I enjoyed this story and there was not a single page of waste in it. David manages to take a massive number of factions, characters, and situations and brings them into sharp focus so clearly, that there is no doubt about what is taking place and at what time. As I read, i was thinking how neat it was that each chapter was a snapshot of the action, every chapter was a small story in itself that, when put together, became a large puzzle with each of the pieces falling into place by themselves.
As each character is introduced, or reintroduced, they are different from their counterparts in the Primary Universe, but they are also the same. So while the story is full of discovery, it also has a nice comfort zone because we can recognize the characters as people we have come to know.
One of the best parts of reading Rise for me was seeing people from so many different incarnations of Trek. I was grabbed from the first line where David brings in Calhoun from Peter David’s New Frontier series of books! But that is only the beginning. The Vulcans play a pivotal role in the plot, as do many, many characters from all of the television series, along with some new characters. David also does an awesome job taking some of the most maligned characters in Star Trek and making them characters that the reader can admire and respect.

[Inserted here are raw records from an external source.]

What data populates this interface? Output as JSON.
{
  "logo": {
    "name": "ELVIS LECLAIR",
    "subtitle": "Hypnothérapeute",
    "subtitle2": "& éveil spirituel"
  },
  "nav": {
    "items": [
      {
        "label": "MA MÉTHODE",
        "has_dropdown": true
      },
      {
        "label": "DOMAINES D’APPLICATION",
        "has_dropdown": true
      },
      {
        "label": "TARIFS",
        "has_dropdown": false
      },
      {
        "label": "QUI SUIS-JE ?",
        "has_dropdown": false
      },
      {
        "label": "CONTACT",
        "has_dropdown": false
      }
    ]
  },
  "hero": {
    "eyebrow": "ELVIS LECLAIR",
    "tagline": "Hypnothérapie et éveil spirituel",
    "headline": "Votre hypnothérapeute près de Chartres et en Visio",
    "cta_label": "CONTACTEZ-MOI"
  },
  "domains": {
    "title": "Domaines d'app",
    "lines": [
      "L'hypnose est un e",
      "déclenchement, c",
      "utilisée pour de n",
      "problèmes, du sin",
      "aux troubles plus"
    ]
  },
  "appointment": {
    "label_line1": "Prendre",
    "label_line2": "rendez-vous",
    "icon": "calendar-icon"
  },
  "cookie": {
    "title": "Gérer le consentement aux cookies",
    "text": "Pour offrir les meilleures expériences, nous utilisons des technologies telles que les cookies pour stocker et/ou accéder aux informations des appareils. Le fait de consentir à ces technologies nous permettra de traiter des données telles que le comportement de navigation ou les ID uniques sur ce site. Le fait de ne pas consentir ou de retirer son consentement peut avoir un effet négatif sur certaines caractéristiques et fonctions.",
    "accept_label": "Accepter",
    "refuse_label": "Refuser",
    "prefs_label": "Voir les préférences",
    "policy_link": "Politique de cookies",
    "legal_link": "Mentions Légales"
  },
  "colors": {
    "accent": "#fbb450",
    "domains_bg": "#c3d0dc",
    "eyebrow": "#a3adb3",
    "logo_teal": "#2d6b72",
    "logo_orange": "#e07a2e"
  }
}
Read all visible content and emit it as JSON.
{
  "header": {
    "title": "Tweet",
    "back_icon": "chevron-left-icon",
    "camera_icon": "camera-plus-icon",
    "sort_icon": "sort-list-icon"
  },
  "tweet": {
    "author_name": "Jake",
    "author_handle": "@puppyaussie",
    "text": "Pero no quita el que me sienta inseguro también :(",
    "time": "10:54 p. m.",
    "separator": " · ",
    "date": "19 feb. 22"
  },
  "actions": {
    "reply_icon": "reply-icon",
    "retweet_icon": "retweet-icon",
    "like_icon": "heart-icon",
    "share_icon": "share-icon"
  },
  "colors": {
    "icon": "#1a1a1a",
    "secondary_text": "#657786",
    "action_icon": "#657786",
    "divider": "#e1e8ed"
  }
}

Rise is also an emotional roller coaster ride that goes through the full spectrum. We get people that we love turning out to be horrible, and some that are hated are elevated. Some rise above themselves, while others fall, and some die. But it all adds up to one of the most interesting stories I have read. It is about endings, but it is also about beginnings; the seeds have been planted at the end of the novel for another Mirror Universe story that should prove to be just as amazing as this, perhaps even more so.
My highest recommendations for Rise Like Lions. Get a copy and prepare to be astounded!